Mycobacterium et Aspergillus peuvent être co-isolés mais ne sont pas souvent responsables de co-infections.

Aspergillus et Mycobactérie sont souvent vus ensemble dans des échantillons respiratoires tels que des expectorations. C'est ce qu'on appelle «l'isolement concomitant». La pertinence de cela en termes d'infection, de progression de la maladie ou d'effet sur d'autres conditions préexistantes telles que la bronchectasie, la MPOC ou l'asthme, est mal comprise à l'heure actuelle. Il y a même un débat sur la question de savoir si l'isolement des deux organismes du même échantillon signifie que l'un ou les deux provoquent une infection ou simplement qu'ils vivent tous les deux dans l'individu sans causer de problème.

Une nouvelle étude menée par des chercheurs en France a tenté de comprendre à quelle fréquence l'isolement concomitant se produit et de mieux comprendre ce que cela signifie pour les patients et leurs résultats cliniques.

L'étude a porté sur 1384 patients d'un hôpital proche de Paris qui ont des cultures positives pour Aspergillus (896) et Mycobactérie (488), sur une période de 3 mois.

50 patients ont eu au moins une culture positive pour les deux Mycobactérie et Aspergillus. Le plus souvent isolé Aspergillus l'espèce était Aspergillus fumigatus (33). Sept patients de l'étude avaient une aspergillose pulmonaire. Un tiers étaient immunodéprimés et 92% avaient une maladie pulmonaire sous-jacente telle que la bronchectasie.

Classification de l'infection pulmonaire ou de la colonisation par Mycobacterium spp. et Aspergillus spp. co-isolé dans des échantillons respiratoires de 50 patients.

Les auteurs ont examiné les données des échantillons de sang, de la microbiologie et des analyses pour distinguer la colonisation de l'infection. Ils ont conclu que bien que les cas des deux organismes causant des infections en même temps soient rares, il est très important d'effectuer tous les tests et suivis disponibles et de discuter des cas de co-infection ou de co-colonisation lors de réunions d'équipe multidisciplinaires pour s'assurer que les meilleures décisions thérapeutiques sont prises. Ceci est particulièrement important car le développement de l'aspergillose chronique peut aggraver les résultats pour les patients déjà infectés par Mycobactérie. Diagnostic précoce de l'APC chez les patients atteints Mycobactérie est crucial.

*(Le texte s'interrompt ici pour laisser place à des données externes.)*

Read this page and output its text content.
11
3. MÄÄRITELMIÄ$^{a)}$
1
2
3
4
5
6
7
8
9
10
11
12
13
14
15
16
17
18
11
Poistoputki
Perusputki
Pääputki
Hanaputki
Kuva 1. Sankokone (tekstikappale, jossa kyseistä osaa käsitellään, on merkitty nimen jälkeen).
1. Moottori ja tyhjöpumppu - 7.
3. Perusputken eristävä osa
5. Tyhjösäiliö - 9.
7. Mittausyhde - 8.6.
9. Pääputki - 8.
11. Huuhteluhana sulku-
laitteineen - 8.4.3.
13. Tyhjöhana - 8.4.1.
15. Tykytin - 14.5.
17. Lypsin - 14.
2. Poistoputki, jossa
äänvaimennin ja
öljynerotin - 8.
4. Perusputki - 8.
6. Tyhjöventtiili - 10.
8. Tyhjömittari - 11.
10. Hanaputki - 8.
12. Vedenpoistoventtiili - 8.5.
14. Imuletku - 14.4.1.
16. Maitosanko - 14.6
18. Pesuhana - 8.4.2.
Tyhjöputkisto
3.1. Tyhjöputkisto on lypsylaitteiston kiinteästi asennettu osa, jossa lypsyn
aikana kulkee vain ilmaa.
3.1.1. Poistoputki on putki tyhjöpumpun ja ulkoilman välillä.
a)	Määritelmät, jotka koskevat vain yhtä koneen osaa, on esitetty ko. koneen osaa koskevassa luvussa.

De plus, les auteurs notent que les affections pulmonaires chroniques telles que la bronchectasie pourraient augmenter la probabilité de co-colonisation et que des travaux supplémentaires sont donc nécessaires pour comprendre comment les deux organismes interagissent dans les poumons.

D'autres études sont également nécessaires pour voir si ces résultats sont les mêmes dans d'autres centres de soins de santé et hôpitaux et pour voir quelles différences, le cas échéant, sont observées chez les patients colonisés ou infectés par un seul organisme ainsi que les deux.

Lire l'intégralité de l'article sur le Site Web Aspergillus.